Stuff Goes Bad:Erlang In Anger



There are a lot of different ways in which process memory can grow. Most interesting cases will be related to a few common cases: process leaks (as in, you’re leaking processes), specific processes leaking their memory, and so on. It’s possible there’s more than one cause, so multiple metrics are worth investigating. Note that the process count itself is skipped and has been covered before.


Is the global process count indicative of a leak? If so, you may need to investigate unlinked processes, or peek inside supervisors’ children lists to see what may be weird-looking.
 Finding unlinked (and unmonitored) processes is easy to do with a few basic commands:


1> [P || P <- processes(),
[{_,Ls},{_,Ms}] <- [process_info(P, [links,monitors])],
[]==Ls, []==Ms].
This will return a list of processes with neither. For supervisors, just fetching supervisor: count_children(SupervisorPid Or Name) and seeing what looks normal can be a good pointer.


Memory Used

The per-process memory model is briefly described in Subsection 7.3.2, but generally speaking, you can find which individual processes use the most memory by looking for their memory attribute. You can look things up either as absolute terms or as a sliding window.
 For memory leaks, unless you’re in a predictable fast increase, absolute values are usually those worth digging into first:

 对于每个进程的的内存模型在章节7.3.2已简明描述过了,但通常来讲,你可以通过查看内存属性得到使用内存最多的那个进程。你可以通过绝对项目(absolute terms)或滑动视窗(sliding window)来查看。  对于内存泄露,首先深挖绝对值(absolute values)对找到问题非常有帮助,除非你处理的是可以预测的快速增长阶段。

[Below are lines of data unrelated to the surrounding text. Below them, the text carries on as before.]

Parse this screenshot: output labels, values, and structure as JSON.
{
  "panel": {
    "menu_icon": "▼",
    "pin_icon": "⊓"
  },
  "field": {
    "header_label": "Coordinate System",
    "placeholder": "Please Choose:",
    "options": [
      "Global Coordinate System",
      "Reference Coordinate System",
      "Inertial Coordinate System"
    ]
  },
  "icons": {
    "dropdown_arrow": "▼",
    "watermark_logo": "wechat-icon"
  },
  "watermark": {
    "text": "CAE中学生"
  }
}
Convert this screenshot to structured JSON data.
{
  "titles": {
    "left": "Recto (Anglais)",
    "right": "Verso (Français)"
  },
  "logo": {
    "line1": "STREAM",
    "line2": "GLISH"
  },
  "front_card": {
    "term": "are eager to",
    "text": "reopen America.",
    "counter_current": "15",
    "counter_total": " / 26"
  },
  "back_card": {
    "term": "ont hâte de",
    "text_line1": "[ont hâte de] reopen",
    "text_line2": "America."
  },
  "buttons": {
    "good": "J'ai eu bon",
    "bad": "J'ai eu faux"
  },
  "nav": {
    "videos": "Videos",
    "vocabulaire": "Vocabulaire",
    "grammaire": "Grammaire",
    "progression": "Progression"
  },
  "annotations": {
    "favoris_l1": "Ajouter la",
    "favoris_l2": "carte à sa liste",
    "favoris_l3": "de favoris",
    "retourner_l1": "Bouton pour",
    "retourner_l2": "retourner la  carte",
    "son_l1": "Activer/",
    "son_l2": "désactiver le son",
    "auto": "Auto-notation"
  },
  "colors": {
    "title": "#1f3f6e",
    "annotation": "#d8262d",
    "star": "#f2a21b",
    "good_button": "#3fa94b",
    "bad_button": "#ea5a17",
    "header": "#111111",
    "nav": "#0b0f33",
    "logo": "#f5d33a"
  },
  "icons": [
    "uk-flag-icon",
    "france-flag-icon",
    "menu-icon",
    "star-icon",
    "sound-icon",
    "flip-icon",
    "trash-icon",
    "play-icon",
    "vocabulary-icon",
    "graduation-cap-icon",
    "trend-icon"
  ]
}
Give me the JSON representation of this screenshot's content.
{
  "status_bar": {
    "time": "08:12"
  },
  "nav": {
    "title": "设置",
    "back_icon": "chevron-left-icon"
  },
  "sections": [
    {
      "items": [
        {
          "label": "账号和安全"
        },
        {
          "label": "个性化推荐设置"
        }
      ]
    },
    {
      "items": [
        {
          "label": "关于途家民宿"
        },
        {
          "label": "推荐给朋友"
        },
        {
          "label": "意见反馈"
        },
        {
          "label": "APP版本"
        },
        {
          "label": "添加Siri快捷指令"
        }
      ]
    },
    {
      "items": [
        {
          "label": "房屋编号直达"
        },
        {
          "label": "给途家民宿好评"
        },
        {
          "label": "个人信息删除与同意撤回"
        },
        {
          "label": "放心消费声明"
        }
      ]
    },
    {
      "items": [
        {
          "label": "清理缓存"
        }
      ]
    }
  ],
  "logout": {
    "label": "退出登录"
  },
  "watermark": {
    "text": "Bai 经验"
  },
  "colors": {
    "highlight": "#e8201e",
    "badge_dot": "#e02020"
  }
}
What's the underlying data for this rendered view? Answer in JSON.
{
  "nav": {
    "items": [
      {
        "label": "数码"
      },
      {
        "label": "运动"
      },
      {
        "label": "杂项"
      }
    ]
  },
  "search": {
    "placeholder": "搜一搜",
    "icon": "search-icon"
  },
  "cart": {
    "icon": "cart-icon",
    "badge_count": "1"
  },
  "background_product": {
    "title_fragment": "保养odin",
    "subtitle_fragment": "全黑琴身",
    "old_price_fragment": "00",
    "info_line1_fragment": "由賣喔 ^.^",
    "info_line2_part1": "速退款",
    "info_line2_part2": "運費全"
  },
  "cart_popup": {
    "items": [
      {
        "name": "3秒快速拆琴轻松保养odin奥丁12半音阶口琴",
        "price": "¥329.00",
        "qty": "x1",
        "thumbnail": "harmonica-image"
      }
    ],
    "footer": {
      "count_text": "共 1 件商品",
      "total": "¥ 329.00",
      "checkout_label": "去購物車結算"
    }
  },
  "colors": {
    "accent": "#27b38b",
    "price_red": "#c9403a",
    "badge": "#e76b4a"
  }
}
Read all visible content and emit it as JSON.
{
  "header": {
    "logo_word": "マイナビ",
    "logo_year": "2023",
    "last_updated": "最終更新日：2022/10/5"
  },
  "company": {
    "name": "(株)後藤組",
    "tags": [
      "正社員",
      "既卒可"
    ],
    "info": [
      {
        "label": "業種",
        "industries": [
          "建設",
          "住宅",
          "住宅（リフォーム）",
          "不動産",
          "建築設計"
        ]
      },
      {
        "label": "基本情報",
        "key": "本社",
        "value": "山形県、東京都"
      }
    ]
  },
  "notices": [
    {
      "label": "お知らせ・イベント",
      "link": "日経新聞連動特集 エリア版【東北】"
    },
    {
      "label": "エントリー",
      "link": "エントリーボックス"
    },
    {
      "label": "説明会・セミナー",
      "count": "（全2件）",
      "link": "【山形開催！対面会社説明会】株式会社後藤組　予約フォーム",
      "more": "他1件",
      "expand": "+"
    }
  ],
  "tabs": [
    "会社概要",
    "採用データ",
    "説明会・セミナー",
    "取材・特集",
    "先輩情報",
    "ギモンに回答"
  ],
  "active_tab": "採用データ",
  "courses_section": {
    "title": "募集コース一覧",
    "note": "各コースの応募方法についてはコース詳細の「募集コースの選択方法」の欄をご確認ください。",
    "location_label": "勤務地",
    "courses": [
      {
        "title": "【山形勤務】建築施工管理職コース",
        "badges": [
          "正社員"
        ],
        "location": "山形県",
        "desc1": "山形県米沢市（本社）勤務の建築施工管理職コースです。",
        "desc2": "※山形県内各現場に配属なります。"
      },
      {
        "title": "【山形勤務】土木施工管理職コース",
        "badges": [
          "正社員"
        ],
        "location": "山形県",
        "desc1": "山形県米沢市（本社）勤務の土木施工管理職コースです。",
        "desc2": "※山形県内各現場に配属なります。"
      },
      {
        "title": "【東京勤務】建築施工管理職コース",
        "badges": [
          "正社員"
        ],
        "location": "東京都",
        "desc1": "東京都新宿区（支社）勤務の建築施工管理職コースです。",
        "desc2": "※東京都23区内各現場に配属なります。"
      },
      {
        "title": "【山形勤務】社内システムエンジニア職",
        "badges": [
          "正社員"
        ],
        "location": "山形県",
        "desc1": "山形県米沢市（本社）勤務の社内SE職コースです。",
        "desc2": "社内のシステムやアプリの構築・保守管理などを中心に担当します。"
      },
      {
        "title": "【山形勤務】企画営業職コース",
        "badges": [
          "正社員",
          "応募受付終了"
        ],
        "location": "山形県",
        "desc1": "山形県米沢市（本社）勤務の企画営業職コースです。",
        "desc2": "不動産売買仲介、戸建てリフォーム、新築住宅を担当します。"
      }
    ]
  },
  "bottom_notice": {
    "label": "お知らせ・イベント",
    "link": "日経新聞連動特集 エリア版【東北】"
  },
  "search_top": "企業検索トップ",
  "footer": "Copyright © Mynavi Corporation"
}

1> recon:proc_count(memory, 3).
 Attributes that may be interesting to check other than memory may be any other fields in Subsection 5.2.1, including message_queue_len, but memory will usually encompass all other types.


Garbage Collections

It is very well possible that a process uses lots of memory, but only for short periods of time. For long-lived nodes with a large overhead for operations, this is usually not a problem, but whenever memory starts being scarce, such spiky behaviour might be something you want to get rid of.
Monitoring all garbage collections in real-time from the shell would be costly. Instead, setting up Erlang’s system monitor 7 might be the best way to go at it. Erlang’s system monitor will allow you to track information such as long garbage collection periods and large process heaps, among other things. A monitor can temporarily be set up as follows:


1> erlang:system_monitor().
2> erlang:system_monitor(self(), [{long_gc, 500}]).
3> flush().
Shell got {monitor,<4683.31798.0>,long_gc,
5> erlang:system_monitor(undefined).
6> erlang:system_monitor().
 The first command checks that nothing (or nobody else) is using a system monitor yet — you don’t want to take this away from an existing application or coworker.
 The second command will be notified every time a garbage collection takes over 500 milliseconds. The result is flushed in the third command. Feel free to also check for {large_heap, NumWords} if you want to monitor such sizes. Be careful to start with large values at first if you’re unsure. You don’t want to flood your process’ mailbox with a bunch of heaps that are 1-word large or more, for example.
 Command 5 unsets the system monitor (exiting or killing the monitor process also frees it up), and command 6 validates that everything worked.
 You can then find out if such monitoring messages tend to coincide with the memory increases that seem to result in leaks or overuses, and try to catch culprits before things are too bad. Quickly reacting and digging into the process (possibly with recon:info/1) may help find out what’s wrong with the application.

 第二个命令作用:设置垃圾回收每500ms就通知一下shell,shell得到结果要通过第三个命令刷新一下才能看到。如果你想检测大小,那么可以随时检查{large_heap, NumWords}。如果你不确定,那么就不要在开始时就监测lager values。你肯定也不想你的信箱被大量的大于1-word的堆撑爆吧。
 第五个命令作用:释放system monitory(退出或杀掉你的进程也可以释放),第六个命令作用:验证下一切工作正常。